Cutaneous infections caused by methicillin-resistant Staphylococcus aureus are being seen in communities nationwide. A high index of suspicion should be maintained for this diagnosis, even in patients without identifiable risk factors. Incision and drainage, appropriate antibiotic treatment and institution of hygienic measures are critical components of infection control.
"Skin and soft tissue MRSA infection is occurring in virtually every community and will be with us for quite a while, until future strategies make it a historical footnote," says Dr. Heymann, professor of medicine and pediatrics and head of the division of dermatology, UMDNJ-Robert Wood Johnson Medical School, Camden, N.J.
"Therefore, dermatologists need to maintain an index of suspicion for MRSA, so that it will be recognized promptly and treated effectively before the infection progresses," Dr. Heymann tells Dermatology Times.
"People who live in crowded or poor socioeconomic conditions are at increased risk for MRSA, but clearly, others can be affected as well.
"Lack of good personal hygiene or basic infection control principles, recent hospitalization and contact with infected individuals are also risk factors," Dr. Heymann says.

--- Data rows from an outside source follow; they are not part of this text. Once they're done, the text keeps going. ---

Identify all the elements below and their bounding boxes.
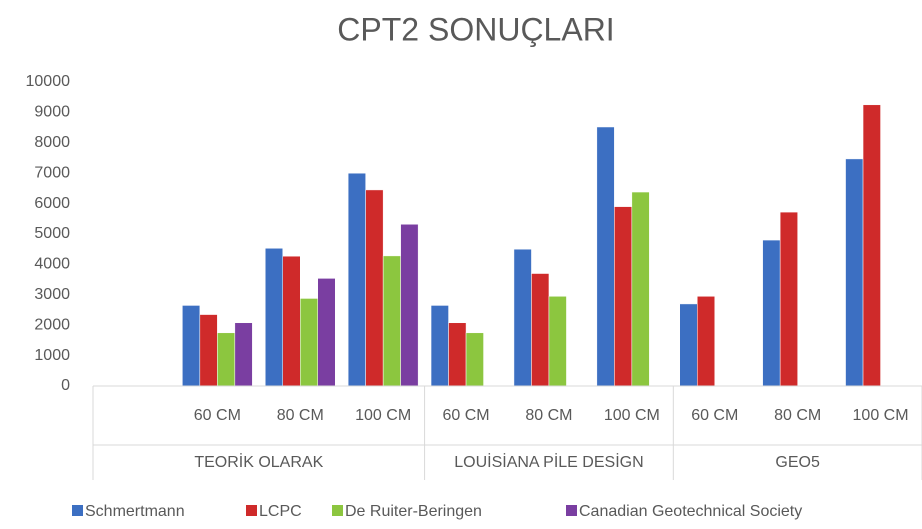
group-label: TEORİK OLARAK [194,452,323,471]
y-tick-label: 3000 [34,286,70,303]
x-tick-label: 100 CM [355,407,411,424]
x-tick-label: 60 CM [442,407,489,424]
bar [548,296,567,387]
legend-label: LCPC [259,503,302,520]
bar [300,298,318,387]
bar [217,332,236,387]
bar [465,332,484,387]
bar [282,255,301,387]
bar [679,303,698,387]
legend-swatch [566,505,577,516]
bar [199,314,218,387]
x-tick-label: 80 CM [525,407,572,424]
x-tick-label: 80 CM [774,407,821,424]
group-label: LOUİSİANA PİLE DESİGN [454,452,643,471]
bar [862,104,881,387]
bar [265,248,283,387]
y-tick-label: 4000 [34,256,70,273]
legend-swatch [72,505,83,516]
bar [631,191,650,387]
y-tick-label: 5000 [34,225,70,242]
y-tick-label: 6000 [34,195,70,212]
bar [347,172,366,387]
legend-swatch [246,505,257,516]
bar [531,273,550,387]
x-tick-label: 60 CM [194,407,241,424]
bar [317,278,336,387]
legend-label: Schmertmann [85,503,185,520]
legend-label: Canadian Geotechnical Society [579,503,802,520]
bar [400,224,419,387]
x-tick-label: 100 CM [853,407,909,424]
bar [513,248,532,387]
y-tick-label: 8000 [34,134,70,151]
bar [182,305,201,387]
bar [614,206,633,387]
y-tick-label: 10000 [26,73,71,90]
y-tick-label: 0 [61,377,70,394]
x-tick-label: 80 CM [277,407,324,424]
bar [365,189,384,387]
bar [234,322,253,387]
x-tick-label: 60 CM [691,407,738,424]
bar [382,255,401,387]
bar [762,239,781,387]
y-tick-label: 1000 [34,347,70,364]
bar [779,211,798,387]
bar [697,296,715,387]
x-tick-label: 100 CM [604,407,660,424]
y-tick-label: 9000 [34,104,70,121]
bar [430,305,449,387]
bar [448,322,467,387]
bar [845,158,864,387]
group-label: GEO5 [775,454,820,471]
y-tick-label: 2000 [34,316,70,333]
chart-title: CPT2 SONUÇLARI [337,11,614,47]
legend-swatch [332,505,343,516]
bar [596,126,615,387]
y-tick-label: 7000 [34,164,70,181]
legend-label: De Ruiter-Beringen [345,503,482,520]
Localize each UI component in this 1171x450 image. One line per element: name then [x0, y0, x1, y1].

Incision and drainage continues to be the cornerstone for treatment of any skin infection suspected to be MRSA.
Given the current epidemic, Dr. Heymann says that lesional material should be obtained from all patients and sent for culture to establish the diagnosis and obtain antibiotic susceptibility data.

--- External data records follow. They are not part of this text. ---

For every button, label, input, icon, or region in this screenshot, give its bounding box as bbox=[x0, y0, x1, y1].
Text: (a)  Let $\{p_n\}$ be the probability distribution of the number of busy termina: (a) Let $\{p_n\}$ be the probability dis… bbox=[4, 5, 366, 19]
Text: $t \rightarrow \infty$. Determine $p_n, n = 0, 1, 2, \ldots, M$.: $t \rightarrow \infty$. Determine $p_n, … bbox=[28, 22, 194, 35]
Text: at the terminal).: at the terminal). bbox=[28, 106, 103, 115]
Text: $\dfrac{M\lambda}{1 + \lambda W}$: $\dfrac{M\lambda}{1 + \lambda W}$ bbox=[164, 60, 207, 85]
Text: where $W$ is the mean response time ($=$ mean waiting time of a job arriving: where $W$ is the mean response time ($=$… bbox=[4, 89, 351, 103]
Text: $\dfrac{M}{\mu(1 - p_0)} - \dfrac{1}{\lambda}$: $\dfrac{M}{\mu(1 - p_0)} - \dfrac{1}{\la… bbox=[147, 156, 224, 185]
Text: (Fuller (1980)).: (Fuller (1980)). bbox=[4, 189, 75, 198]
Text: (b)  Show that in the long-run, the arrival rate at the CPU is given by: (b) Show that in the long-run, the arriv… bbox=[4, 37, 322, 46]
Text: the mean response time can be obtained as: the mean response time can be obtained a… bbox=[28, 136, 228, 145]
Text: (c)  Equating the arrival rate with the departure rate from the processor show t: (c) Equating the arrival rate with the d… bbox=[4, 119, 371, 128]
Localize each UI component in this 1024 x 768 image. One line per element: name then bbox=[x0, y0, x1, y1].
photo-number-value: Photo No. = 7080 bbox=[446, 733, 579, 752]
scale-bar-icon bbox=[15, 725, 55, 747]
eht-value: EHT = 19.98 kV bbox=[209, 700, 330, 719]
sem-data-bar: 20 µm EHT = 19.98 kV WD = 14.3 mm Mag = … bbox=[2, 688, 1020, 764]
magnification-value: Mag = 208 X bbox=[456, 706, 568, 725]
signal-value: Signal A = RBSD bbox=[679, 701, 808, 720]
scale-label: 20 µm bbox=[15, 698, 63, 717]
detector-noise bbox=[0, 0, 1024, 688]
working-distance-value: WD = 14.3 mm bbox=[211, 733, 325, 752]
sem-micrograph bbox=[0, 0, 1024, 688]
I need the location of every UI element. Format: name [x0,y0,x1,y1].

"There are now reports of lymphangitic streaks associated with MRSA, so even if you think an infection is streptococcal and there is any material available for culture, please submit it, because you might change your mind about the diagnosis," Dr. Heymann says.
Antibiotics should be prescribed judiciously, taking into account a variety of patient-related factors and in vitro susceptibility data.
Some experts suggest that after incision and drainage are performed, antibiotics are not needed in immunocompetent patients who are otherwise well.
However, empiric therapy with an oral antibiotic may be considered as adjunctive treatment to incision and drainage, particularly if there is purulent drainage and the infection seems to be progressing rapidly.
At the other end of the spectrum, patients who are seriously ill must be hospitalized, and are candidates for initiation of intravenous antibiotic therapy, probably with vancomycin, Dr. Heymann says.
Antibiotic selection is guided initially by local antibiotic resistance patterns and, ultimately, by results from microbiological testing.
Other factors to consider include patient age, medication cost and allergies.
Recommendations for antibiotic treatment are evolving with changing resistance patterns.
Doxycycline and minocycline continue to have good in vitro activity against community-derived strains of MRSA, but emerging resistance in some geographic areas indicates their role as empiric therapy may need to be reassessed in the future.
Fluoroquinolones were previously considered a first-line choice, but are no longer recommended because of high rates of MRSA resistance.
Failures have also been reported in patients treated with trimethoprim-sulfamethoxazole, and very recent information indicates they may be mediated in part via a novel mechanism involving bacterial thermonuclease that releases thymidine from DNA.
Clindamycin may be effective in treating MRSA infections, but inducible clindamycin resistance can occur and lead to treatment failures.
The presence of inducible clindamycin resistance is evaluated using the D-test, and dermatologists should check to make sure this assay is performed by their microbiology laboratory.
Rifampin is highly active against susceptible CA-MRSA, but mutations occur at a high frequency, so this agent should be used only in combination with trimethoprim-sulfamethoxazole or doxycycline, never as monotherapy.